Cevap: Meselenin farklı boyutlarını maddeler hâlinde ele alacağız.
Birincisi: Öncelikle bazı dualar ve zikirler için sayıların hiçbir önemi olmadığını ve rivayetlerde sayı belirtilmediğini söylemedik. Sadece esmaül hüsnadan herhangi birisinin belli sayıda zikredilmesine dair bir rivayetin bulunmadığını söyledik.1 İkisi farklı şeylerdir.
İkincisi: Efendimiz (sas) bazı dualar ve zikirler için farklı zamanlarda farklı sayılar vermiştir. Örneğin; “Kim sabah olunca: Allâhumme innâ asbahnâ nüşhidüke ve nüşhidü hamelete arşike ve melâiketeke ve cemîa halkıke inneke entellâhü lâ ilâhe ilâ ente vahdeke lâ şerîke lek ve enne Muhammeden abdüke ve Resûlüke.” (Allah’ım!
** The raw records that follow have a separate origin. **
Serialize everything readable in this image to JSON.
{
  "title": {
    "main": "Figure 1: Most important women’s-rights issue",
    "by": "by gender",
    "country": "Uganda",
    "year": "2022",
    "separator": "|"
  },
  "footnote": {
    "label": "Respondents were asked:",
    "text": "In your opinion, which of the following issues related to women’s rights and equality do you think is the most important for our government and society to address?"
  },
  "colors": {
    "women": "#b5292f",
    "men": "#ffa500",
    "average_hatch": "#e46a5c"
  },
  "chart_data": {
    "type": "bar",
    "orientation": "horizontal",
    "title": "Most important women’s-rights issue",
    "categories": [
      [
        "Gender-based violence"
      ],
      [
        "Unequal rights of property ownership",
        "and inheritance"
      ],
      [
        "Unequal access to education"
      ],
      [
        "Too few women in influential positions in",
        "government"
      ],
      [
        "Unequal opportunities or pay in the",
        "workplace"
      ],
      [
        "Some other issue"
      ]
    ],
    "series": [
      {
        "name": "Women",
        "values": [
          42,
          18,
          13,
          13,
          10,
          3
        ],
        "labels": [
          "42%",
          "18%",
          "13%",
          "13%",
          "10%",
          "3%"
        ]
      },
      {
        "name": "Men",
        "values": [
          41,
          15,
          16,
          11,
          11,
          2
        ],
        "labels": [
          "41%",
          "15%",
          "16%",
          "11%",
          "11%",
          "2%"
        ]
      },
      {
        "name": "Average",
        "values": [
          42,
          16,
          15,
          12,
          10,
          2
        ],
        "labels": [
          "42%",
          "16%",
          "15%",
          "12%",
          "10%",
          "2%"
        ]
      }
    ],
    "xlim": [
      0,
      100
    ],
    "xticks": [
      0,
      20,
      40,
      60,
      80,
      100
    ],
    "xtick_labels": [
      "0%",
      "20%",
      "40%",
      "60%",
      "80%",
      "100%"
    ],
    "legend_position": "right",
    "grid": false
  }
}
Biz seni şahit kılarak, arşını taşıyanları şahit tutarak, melekleri ve bütün yaratıkları şahit tutarak sabahladık. Şüphesiz sen, senden başka ilah olmayan Allah'sın, teksin, ortağın yoktur. Muhakkak Muhammed senin kulun ve Rasulündür." derse, Allah o gün söyleyenin dörtte birini cehennemden azad eder. Kim bunu iki kere derse Allah yarısını cehennemden azad eder. Kim dört kere söylerse Allah o gün onu cehennemden azad eder.” 2 buyurmuştur.
Bir başka hadiste; “Kim sabah akşam yüz defa “Sübhânallâhi ve bi-hamdihî”: (Ben Allah’ı uluhiyet makamına yakışmayan sıfatlardan tenzih eder ve O’na hamdederim) derse, onun söylediklerinin bir mislini veya daha fazlasını söyleyen kimse dışında hiçbir şahıs, kıyamet gününde onun söylediğinden daha faziletli bir zikirle gelemez.”3 buyrulur.
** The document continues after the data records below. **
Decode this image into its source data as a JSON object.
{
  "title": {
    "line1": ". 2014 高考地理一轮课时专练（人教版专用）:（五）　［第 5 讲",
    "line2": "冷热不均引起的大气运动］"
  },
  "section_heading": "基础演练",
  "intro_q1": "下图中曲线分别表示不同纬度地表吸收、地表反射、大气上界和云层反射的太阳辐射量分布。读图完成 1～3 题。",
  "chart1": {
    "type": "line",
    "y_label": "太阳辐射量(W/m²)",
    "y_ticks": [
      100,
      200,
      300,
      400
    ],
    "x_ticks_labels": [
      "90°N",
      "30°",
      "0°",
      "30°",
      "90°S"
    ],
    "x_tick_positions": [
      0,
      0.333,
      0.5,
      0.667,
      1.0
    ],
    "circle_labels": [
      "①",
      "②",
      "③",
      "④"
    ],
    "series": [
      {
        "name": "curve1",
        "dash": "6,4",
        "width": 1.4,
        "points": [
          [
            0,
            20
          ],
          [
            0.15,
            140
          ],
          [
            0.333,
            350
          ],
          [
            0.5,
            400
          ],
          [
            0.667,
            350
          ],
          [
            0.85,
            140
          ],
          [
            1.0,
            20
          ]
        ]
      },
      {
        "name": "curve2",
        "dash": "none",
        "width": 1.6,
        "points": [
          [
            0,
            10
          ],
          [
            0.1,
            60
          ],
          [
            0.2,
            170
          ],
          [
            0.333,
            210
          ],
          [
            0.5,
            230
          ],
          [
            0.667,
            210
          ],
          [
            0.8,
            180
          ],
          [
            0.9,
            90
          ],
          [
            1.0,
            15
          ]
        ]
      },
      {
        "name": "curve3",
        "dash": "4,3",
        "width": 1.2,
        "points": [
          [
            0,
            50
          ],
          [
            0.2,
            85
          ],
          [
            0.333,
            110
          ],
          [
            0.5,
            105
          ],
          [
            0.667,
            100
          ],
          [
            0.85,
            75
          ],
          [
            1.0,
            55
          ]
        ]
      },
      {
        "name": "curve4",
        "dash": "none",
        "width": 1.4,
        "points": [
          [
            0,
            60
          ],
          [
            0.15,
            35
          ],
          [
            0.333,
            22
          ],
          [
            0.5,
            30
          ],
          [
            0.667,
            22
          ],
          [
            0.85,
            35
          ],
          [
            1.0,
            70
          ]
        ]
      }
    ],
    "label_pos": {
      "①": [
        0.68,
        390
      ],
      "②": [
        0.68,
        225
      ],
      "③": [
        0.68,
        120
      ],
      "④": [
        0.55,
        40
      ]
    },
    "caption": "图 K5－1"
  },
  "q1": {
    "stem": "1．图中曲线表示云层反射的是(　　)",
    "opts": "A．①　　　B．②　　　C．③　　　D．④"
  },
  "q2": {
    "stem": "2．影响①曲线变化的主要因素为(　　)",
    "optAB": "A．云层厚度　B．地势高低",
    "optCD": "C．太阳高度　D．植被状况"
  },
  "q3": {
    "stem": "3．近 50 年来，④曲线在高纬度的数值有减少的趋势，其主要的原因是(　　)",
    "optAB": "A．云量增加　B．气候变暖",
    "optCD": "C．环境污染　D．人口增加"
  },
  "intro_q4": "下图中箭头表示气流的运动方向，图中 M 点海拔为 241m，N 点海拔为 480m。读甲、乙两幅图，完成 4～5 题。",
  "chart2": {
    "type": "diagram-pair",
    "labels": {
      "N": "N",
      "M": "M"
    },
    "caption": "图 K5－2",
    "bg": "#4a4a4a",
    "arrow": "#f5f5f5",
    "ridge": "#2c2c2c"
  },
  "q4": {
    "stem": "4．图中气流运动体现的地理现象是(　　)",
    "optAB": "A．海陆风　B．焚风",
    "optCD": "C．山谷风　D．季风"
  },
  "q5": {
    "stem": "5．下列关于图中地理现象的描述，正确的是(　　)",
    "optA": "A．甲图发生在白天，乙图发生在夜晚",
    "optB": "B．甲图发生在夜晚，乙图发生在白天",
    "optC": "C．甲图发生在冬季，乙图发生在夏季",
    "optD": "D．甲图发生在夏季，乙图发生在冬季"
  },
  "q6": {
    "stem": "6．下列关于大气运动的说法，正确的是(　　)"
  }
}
Sa’d bin Ebu Vakkas’ın (ra) rivayet ettiği bir hadiste de Efendimiz (sas) “Sizden biri her gün bin sevap kazanmaktan aciz midir?” buyurur. Orada bulunan; “Bir kimse her gün bin sevabı nasıl kazanır?” diye sorar. Efendimiz (sas) de; “Yüz defa Sübhanallah der, ona bin iyilik (sevap) yazılır veya bin günahı bağışlanır.” buyurur.4
Hz. Cüveyriye (rh.a) validemizin anlattığına göre Efendimiz (sas) bir gün sabah namazını kıldıktan sonra Hz. Cüveyriye validemiz de namaz kıldığı yerde oturmakta iken erkenden evden çıkar. Kuşluk vaktinde tekrar eve döner. Cüveyriye validemiz hala aynı yerde oturmaktadır. Efendimiz “Yanından ayrıldığımdan beri hep burada oturup zikirle mi meşgul oldun?” diye sorar. Validemiz de “Evet” cevabını verince Efendimiz (sas) şöyle buyurur: “Senin yanından ayrıldıktan sonra üç defa söylediğim şu dört cümle, senin sabahtan beri söylediğin zikirlerle tartılacak olsa, sevap bakımından onlara eşit olur: Sübhânallâhi ve bi–hamdihî adede halkihî ve rızâ nefsihî ve zinete arşihî ve midâde kelimâtihî: Yarattıkları sayısınca, kendisinin hoşnut olduğunca, arşının ağırlığınca ve bitip tükenmeyen kelimeleri adedince ben Allah’ı ulûhiyyet makamına yakışmayan sıfatlardan tenzih eder ve O’na hamdederim.”5
Örnekleri çoğaltmak mümkündür.
Üçüncüsü: Herhangi bir zikri belli bir sayıyla birlikte ifade eden hadislerde sayıların hikmetleri ve sırlarıyla ilgili bir bilgi verilmemiştir. Efendimiz (sas) herhangi bir zikri veya duayı ümmetine tavsiye ettiğinde bazen sayı vermiştir ancak sayının değil o zikrin veya duanın hikmetine, faydasına, önemine dair bilgiler vermiştir.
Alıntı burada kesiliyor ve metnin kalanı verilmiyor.